The spokesman, however, declined to comment on detailed nuclear deterrence plans, which are classified as confidential.
Currently, the South Korean military remains in command under normal armistice circumstances, but Gen. James Thurman, as the commander of U.S. Forces Korea and United Nations forces, would assume operational control if war broke out.
Seoul and Washington have been working to make a new command structure to maintain a combined posture even after the current joint body is dissolved after the transfer.
Under the new structure, the South Korean military will play a leading role, and American forces will support their role during a potential wartime situation, fighting side by side their Korean allies.
In the run-up to the scheduled transfer, Seoul has been stepping up its combat capability with an advanced missile defense system and longer ballistic missiles as the South Korean forces are supposed to play a leading role under the new command structure.
According to multiple military sources, Seoul and Washington will assess the South Korean military's capability twice next year, and conduct the last evaluation of the military's readiness and the security situation on the peninsula before April 2015 prior to implementing the agreement.
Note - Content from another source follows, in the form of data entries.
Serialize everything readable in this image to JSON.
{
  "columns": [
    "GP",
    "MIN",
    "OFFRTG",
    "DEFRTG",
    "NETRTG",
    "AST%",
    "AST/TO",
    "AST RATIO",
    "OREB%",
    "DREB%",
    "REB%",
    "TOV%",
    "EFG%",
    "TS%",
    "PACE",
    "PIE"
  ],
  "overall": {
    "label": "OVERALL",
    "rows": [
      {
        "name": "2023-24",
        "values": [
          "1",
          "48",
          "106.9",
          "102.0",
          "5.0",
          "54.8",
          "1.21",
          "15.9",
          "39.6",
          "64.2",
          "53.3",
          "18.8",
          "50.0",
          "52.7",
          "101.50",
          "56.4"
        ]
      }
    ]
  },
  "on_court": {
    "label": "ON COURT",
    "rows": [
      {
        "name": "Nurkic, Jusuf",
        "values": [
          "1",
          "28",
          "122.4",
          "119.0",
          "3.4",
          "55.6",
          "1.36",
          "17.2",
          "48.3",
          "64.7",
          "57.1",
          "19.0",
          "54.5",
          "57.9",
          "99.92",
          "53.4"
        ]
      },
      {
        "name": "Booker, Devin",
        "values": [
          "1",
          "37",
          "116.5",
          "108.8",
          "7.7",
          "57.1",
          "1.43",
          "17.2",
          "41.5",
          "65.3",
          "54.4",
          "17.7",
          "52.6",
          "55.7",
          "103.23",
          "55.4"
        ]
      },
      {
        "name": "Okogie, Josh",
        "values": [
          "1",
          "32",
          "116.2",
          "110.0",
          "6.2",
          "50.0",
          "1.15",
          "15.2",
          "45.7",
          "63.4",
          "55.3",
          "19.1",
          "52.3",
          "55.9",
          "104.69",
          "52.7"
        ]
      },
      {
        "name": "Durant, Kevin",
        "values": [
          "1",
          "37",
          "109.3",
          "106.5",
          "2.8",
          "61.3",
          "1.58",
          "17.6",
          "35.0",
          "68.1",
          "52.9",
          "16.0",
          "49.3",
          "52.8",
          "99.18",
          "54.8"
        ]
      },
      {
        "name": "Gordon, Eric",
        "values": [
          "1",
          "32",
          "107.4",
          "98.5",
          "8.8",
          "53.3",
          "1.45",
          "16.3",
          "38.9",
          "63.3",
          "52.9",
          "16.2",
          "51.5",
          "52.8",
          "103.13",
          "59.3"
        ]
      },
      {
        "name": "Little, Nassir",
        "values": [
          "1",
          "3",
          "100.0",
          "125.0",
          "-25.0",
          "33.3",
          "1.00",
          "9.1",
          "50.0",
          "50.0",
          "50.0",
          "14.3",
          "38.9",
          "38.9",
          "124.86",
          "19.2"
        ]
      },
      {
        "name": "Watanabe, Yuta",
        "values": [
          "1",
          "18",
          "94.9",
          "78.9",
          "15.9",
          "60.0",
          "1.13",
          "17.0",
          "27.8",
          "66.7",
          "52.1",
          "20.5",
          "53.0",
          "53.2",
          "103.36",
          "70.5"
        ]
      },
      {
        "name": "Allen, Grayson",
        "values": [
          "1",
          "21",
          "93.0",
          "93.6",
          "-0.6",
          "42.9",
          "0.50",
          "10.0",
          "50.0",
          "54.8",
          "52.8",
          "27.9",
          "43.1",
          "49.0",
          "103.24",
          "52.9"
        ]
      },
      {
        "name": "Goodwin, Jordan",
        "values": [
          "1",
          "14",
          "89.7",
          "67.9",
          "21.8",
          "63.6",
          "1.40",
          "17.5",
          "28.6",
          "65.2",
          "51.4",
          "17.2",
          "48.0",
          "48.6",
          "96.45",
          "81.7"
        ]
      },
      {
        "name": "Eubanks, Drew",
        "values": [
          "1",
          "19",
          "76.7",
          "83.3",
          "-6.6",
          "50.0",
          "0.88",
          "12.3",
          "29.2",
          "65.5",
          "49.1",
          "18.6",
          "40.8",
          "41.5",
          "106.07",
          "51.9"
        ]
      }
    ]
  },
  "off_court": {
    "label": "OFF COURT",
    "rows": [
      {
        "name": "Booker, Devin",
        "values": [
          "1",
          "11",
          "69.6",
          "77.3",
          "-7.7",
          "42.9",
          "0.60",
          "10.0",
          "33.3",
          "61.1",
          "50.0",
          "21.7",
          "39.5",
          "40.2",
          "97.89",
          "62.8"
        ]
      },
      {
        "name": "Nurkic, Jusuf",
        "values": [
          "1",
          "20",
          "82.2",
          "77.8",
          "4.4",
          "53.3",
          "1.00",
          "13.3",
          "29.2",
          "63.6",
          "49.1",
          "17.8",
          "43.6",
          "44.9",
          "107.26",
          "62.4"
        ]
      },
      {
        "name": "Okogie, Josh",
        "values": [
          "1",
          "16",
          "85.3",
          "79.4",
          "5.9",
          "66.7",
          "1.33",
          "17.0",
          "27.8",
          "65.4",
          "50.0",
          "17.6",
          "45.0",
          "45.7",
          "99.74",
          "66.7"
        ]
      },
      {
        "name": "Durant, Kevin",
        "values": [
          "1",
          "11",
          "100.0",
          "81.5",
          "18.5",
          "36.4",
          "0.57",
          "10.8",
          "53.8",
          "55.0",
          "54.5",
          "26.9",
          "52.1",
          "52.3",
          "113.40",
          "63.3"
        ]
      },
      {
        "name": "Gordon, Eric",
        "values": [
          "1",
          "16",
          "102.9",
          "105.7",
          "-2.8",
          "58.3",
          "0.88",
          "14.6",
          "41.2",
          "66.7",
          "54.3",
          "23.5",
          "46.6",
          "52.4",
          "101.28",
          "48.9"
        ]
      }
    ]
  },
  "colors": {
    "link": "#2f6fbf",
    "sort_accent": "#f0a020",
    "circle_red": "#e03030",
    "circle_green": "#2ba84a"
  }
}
As top military commanders of the two nations last week agreed to develop an alternative command structure and report the result to a bilateral defense ministerial meeting in October, South Korean and U.S. armed forces will test their operational capability under the new scenario during joint annual drills in March and August next year, they noted.
The two Koreas remain technically at war as the 1950-53 Korean War ended in an armistice, rather than a peace treaty. About 28,500 U.S. troops are stationed in South Korea.